All she has to do is kill the king.”

Disclaimer: Thank you to HarperTeen for sending me a copy of The Caged Queen in exchange for review. All opinions are my own.

I finished The Caged Queen in one sitting, mostly due to its short length and my abundance of time on Sunday, but I also finished it in one day because this book is a pretty quick and easy read like its predecessor.

The second book of the Iskari series is a companion to the first novel. The overall plot of The Caged Queen pulls in some characters and events from the first book, but the narrative focuses mainly on a different set of characters.

We’ve moved on from Asha and Torwin to explore the individual journey of Roa, Dax’s wife and Asha’s sister-in-law, as well as her relationship with Dax. Roa’s presence in the first book was pretty mysterious. Not much was known about her except that she has some affect on Asha’s brother and that she’s responsible for offering reinforcements during the coupe in exchange for her marriage to Dax. In this book, however, all of that mystery disappears to reveal an intriguingly polarizing individual.

I thought it an interesting decision to write from the perspective of Roa rather than Dax, which would have seemed like a natural progression from Asha. The audience already has a good sense of Dax’s character and motivations (which was set up in the first book) while Roa, on the other hand, is an enigma. To peel back that mystery and explore her story rather than Dax’s resulted in a completely unexpected experience. It turns out that her opinion of Dax frequently conflicted with my view of him, and so throughout the entire book, I was just waiting for the ball to drop and for everything to be put to rights.

In many ways, this made me dislike Roa quite a bit. Her intentions were good when it came to standing up for her people, and she’s very determined to get things done, but her thoughts and actions were often messy. She contradicted herself more than once, and I couldn’t tell if this was a purposeful character flaw or if her character development was lacking in some aspect.

The romantic drama was almost entirely conjured from misunderstandings and miscommunication, and so I was thoroughly entertained by all the bad choices that were being made. They were frustrating, but you knew that everything would be resolved in the end. However, I can’t say that I thought that the romance between Roa and Dax was well-earned, mostly because I don’t think Roa completed her redemption arc. I thought she was forgiven far too easily and was let off the hook simply for love.

That being said, the strongest part of the book lies within Roa’s internal struggles. She must make a very hard choice by the end and I enjoyed watching her come to terms with the inevitable outcome. Her sister, Essie, is an important character in the book. Roa’s actions are completely driven by her need to save her sister and her people, and I think that her love for her sister and her connection with Dax provide a nice counterbalance to one another.
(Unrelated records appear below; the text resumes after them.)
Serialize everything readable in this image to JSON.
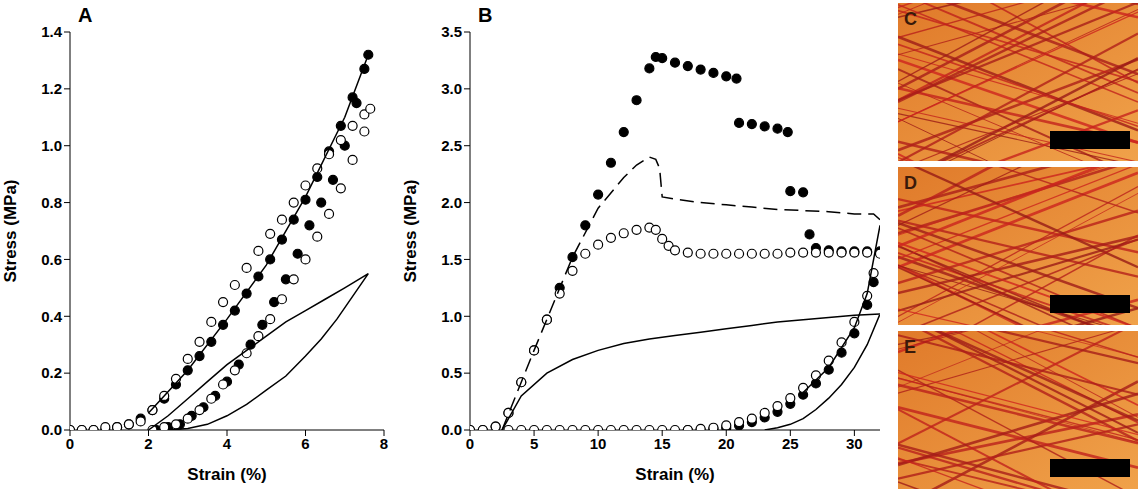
{
  "chart_data": [
    {
      "type": "scatter",
      "title": "A",
      "x_label": "Strain (%)",
      "y_label": "Stress (MPa)",
      "xlim": [
        0,
        8
      ],
      "xticks": [
        0,
        2,
        4,
        6,
        8
      ],
      "ylim": [
        0,
        1.4
      ],
      "yticks": [
        {
          "value": 0,
          "label": "0.0"
        },
        0.2,
        0.4,
        0.6,
        0.8,
        {
          "value": 1,
          "label": "1.0"
        },
        1.2,
        1.4
      ],
      "series": [
        {
          "color": "#000000",
          "marker": "filled",
          "line_style": "none",
          "x": [
            0,
            0.3,
            0.6,
            0.9,
            1.2,
            1.5,
            1.8,
            2.1,
            2.4,
            2.7,
            3.0,
            3.3,
            3.6,
            3.9,
            4.2,
            4.5,
            4.8,
            5.1,
            5.4,
            5.7,
            6.0,
            6.3,
            6.6,
            6.9,
            7.2,
            7.5,
            7.6,
            7.3,
            7.0,
            6.7,
            6.4,
            6.1,
            5.8,
            5.5,
            5.2,
            4.9,
            4.6,
            4.3,
            4.0,
            3.7,
            3.4,
            3.1,
            2.8,
            2.5,
            2.2
          ],
          "values": [
            0,
            0,
            0,
            0,
            0.01,
            0.02,
            0.04,
            0.07,
            0.11,
            0.16,
            0.21,
            0.26,
            0.31,
            0.37,
            0.42,
            0.48,
            0.54,
            0.6,
            0.67,
            0.74,
            0.81,
            0.89,
            0.98,
            1.07,
            1.17,
            1.27,
            1.32,
            1.15,
            1.0,
            0.88,
            0.8,
            0.72,
            0.62,
            0.53,
            0.45,
            0.37,
            0.3,
            0.23,
            0.17,
            0.12,
            0.08,
            0.05,
            0.02,
            0.01,
            0
          ]
        },
        {
          "color": "#000000",
          "marker": "open",
          "line_style": "none",
          "x": [
            0,
            0.3,
            0.6,
            0.9,
            1.2,
            1.5,
            1.8,
            2.1,
            2.4,
            2.7,
            3.0,
            3.3,
            3.6,
            3.9,
            4.2,
            4.5,
            4.8,
            5.1,
            5.4,
            5.7,
            6.0,
            6.3,
            6.6,
            6.9,
            7.2,
            7.5,
            7.65,
            7.5,
            7.2,
            6.9,
            6.6,
            6.3,
            6.0,
            5.7,
            5.4,
            5.1,
            4.8,
            4.5,
            4.2,
            3.9,
            3.6,
            3.3,
            3.0,
            2.7,
            2.4,
            2.1
          ],
          "values": [
            0,
            0,
            0,
            0.01,
            0.01,
            0.02,
            0.03,
            0.07,
            0.12,
            0.18,
            0.25,
            0.31,
            0.38,
            0.45,
            0.51,
            0.57,
            0.63,
            0.69,
            0.74,
            0.8,
            0.86,
            0.92,
            0.97,
            1.02,
            1.07,
            1.11,
            1.13,
            1.05,
            0.95,
            0.85,
            0.76,
            0.68,
            0.6,
            0.53,
            0.46,
            0.39,
            0.33,
            0.27,
            0.21,
            0.16,
            0.11,
            0.07,
            0.04,
            0.02,
            0.01,
            0
          ]
        },
        {
          "color": "#000000",
          "marker": "none",
          "line_style": "solid",
          "x": [
            2,
            3,
            4,
            5,
            6,
            7,
            7.6
          ],
          "values": [
            0.06,
            0.21,
            0.39,
            0.58,
            0.82,
            1.1,
            1.32
          ]
        },
        {
          "color": "#000000",
          "marker": "none",
          "line_style": "solid",
          "x": [
            2.0,
            2.5,
            3,
            3.5,
            4,
            4.5,
            5,
            5.5,
            6,
            6.5,
            7,
            7.6,
            7.2,
            6.8,
            6.4,
            6.0,
            5.5,
            5.0,
            4.5,
            4.0,
            3.5,
            3.0,
            2.5
          ],
          "values": [
            0,
            0.05,
            0.11,
            0.17,
            0.23,
            0.28,
            0.33,
            0.38,
            0.42,
            0.46,
            0.5,
            0.55,
            0.47,
            0.39,
            0.32,
            0.26,
            0.19,
            0.14,
            0.09,
            0.05,
            0.02,
            0.005,
            0
          ]
        }
      ]
    },
    {
      "type": "scatter",
      "title": "B",
      "x_label": "Strain (%)",
      "y_label": "Stress (MPa)",
      "xlim": [
        0,
        32
      ],
      "xticks": [
        0,
        5,
        10,
        15,
        20,
        25,
        30
      ],
      "ylim": [
        0,
        3.5
      ],
      "yticks": [
        {
          "value": 0,
          "label": "0.0"
        },
        0.5,
        {
          "value": 1,
          "label": "1.0"
        },
        1.5,
        {
          "value": 2,
          "label": "2.0"
        },
        2.5,
        {
          "value": 3,
          "label": "3.0"
        },
        3.5
      ],
      "series": [
        {
          "color": "#000000",
          "marker": "filled",
          "line_style": "none",
          "x": [
            0,
            1,
            2,
            3,
            4,
            5,
            6,
            7,
            8,
            9,
            10,
            11,
            12,
            13,
            14,
            14.5,
            15,
            16,
            17,
            18,
            19,
            20,
            20.8,
            21,
            22,
            23,
            24,
            24.8,
            25,
            26,
            26.5,
            27,
            28,
            29,
            30,
            31,
            32,
            31.5,
            31,
            30,
            29,
            28,
            27,
            26,
            25,
            24,
            23,
            22,
            21,
            20,
            19,
            18,
            17
          ],
          "values": [
            0,
            0,
            0.03,
            0.15,
            0.42,
            0.7,
            0.97,
            1.25,
            1.52,
            1.8,
            2.07,
            2.35,
            2.62,
            2.9,
            3.18,
            3.28,
            3.27,
            3.23,
            3.2,
            3.17,
            3.14,
            3.11,
            3.09,
            2.7,
            2.69,
            2.67,
            2.65,
            2.62,
            2.1,
            2.09,
            1.72,
            1.6,
            1.58,
            1.57,
            1.57,
            1.57,
            1.57,
            1.3,
            1.1,
            0.85,
            0.68,
            0.53,
            0.41,
            0.31,
            0.23,
            0.16,
            0.11,
            0.07,
            0.04,
            0.02,
            0.01,
            0,
            0
          ]
        },
        {
          "color": "#000000",
          "marker": "open",
          "line_style": "none",
          "x": [
            0,
            1,
            2,
            3,
            4,
            5,
            6,
            7,
            8,
            9,
            10,
            11,
            12,
            13,
            14,
            14.5,
            15,
            15.5,
            16,
            17,
            18,
            19,
            20,
            21,
            22,
            23,
            24,
            25,
            26,
            27,
            28,
            29,
            30,
            31,
            32,
            31.5,
            31,
            30,
            29,
            28,
            27,
            26,
            25,
            24,
            23,
            22,
            21,
            20,
            19,
            18,
            17,
            16,
            15,
            14,
            13,
            12,
            11,
            10,
            9,
            8,
            7,
            6,
            5,
            4,
            3
          ],
          "values": [
            0,
            0,
            0.03,
            0.15,
            0.42,
            0.7,
            0.97,
            1.2,
            1.4,
            1.55,
            1.63,
            1.69,
            1.73,
            1.76,
            1.78,
            1.76,
            1.68,
            1.62,
            1.58,
            1.56,
            1.55,
            1.55,
            1.55,
            1.55,
            1.55,
            1.55,
            1.55,
            1.56,
            1.56,
            1.56,
            1.56,
            1.56,
            1.56,
            1.56,
            1.55,
            1.38,
            1.18,
            0.95,
            0.77,
            0.61,
            0.48,
            0.37,
            0.28,
            0.21,
            0.15,
            0.1,
            0.07,
            0.04,
            0.02,
            0.01,
            0,
            0,
            0,
            0,
            0,
            0,
            0,
            0,
            0,
            0,
            0,
            0,
            0,
            0,
            0
          ]
        },
        {
          "color": "#000000",
          "marker": "none",
          "line_style": "dashed",
          "x": [
            2.5,
            5,
            8,
            10,
            12,
            13,
            14,
            14.5,
            14.8,
            15,
            16,
            18,
            20,
            22,
            24,
            26,
            28,
            30,
            31.5,
            32
          ],
          "values": [
            0,
            0.7,
            1.52,
            1.95,
            2.22,
            2.33,
            2.4,
            2.38,
            2.3,
            2.05,
            2.03,
            2.0,
            1.98,
            1.96,
            1.94,
            1.93,
            1.92,
            1.9,
            1.9,
            1.85
          ]
        },
        {
          "color": "#000000",
          "marker": "none",
          "line_style": "solid",
          "x": [
            2.5,
            4,
            6,
            8,
            10,
            12,
            14,
            16,
            18,
            20,
            22,
            24,
            26,
            28,
            30,
            32,
            31,
            30,
            29,
            28,
            27,
            26,
            25,
            24,
            23
          ],
          "values": [
            0,
            0.3,
            0.5,
            0.62,
            0.7,
            0.76,
            0.8,
            0.83,
            0.86,
            0.89,
            0.92,
            0.95,
            0.97,
            0.99,
            1.01,
            1.02,
            0.75,
            0.55,
            0.4,
            0.28,
            0.18,
            0.1,
            0.05,
            0.02,
            0
          ]
        },
        {
          "color": "#000000",
          "marker": "none",
          "line_style": "solid",
          "x": [
            26,
            28,
            30,
            31,
            32
          ],
          "values": [
            0.33,
            0.55,
            0.9,
            1.2,
            1.8
          ]
        }
      ]
    }
  ],
  "images": [
    {
      "label": "C"
    },
    {
      "label": "D"
    },
    {
      "label": "E"
    }
  ]
}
Overall, The Caged Queen is much more dramatic in its take on love and family. It was a bit slower than the first, as there were less action scenes (and hardly any dragons), but the intimacy between Roa and her loved ones, and the attention to political movements in Firgaard help move the story forward. It was a well-written, enjoyable read, just like the first and I’m excited to read the final book, especially since it focuses on my favorite character, Safire!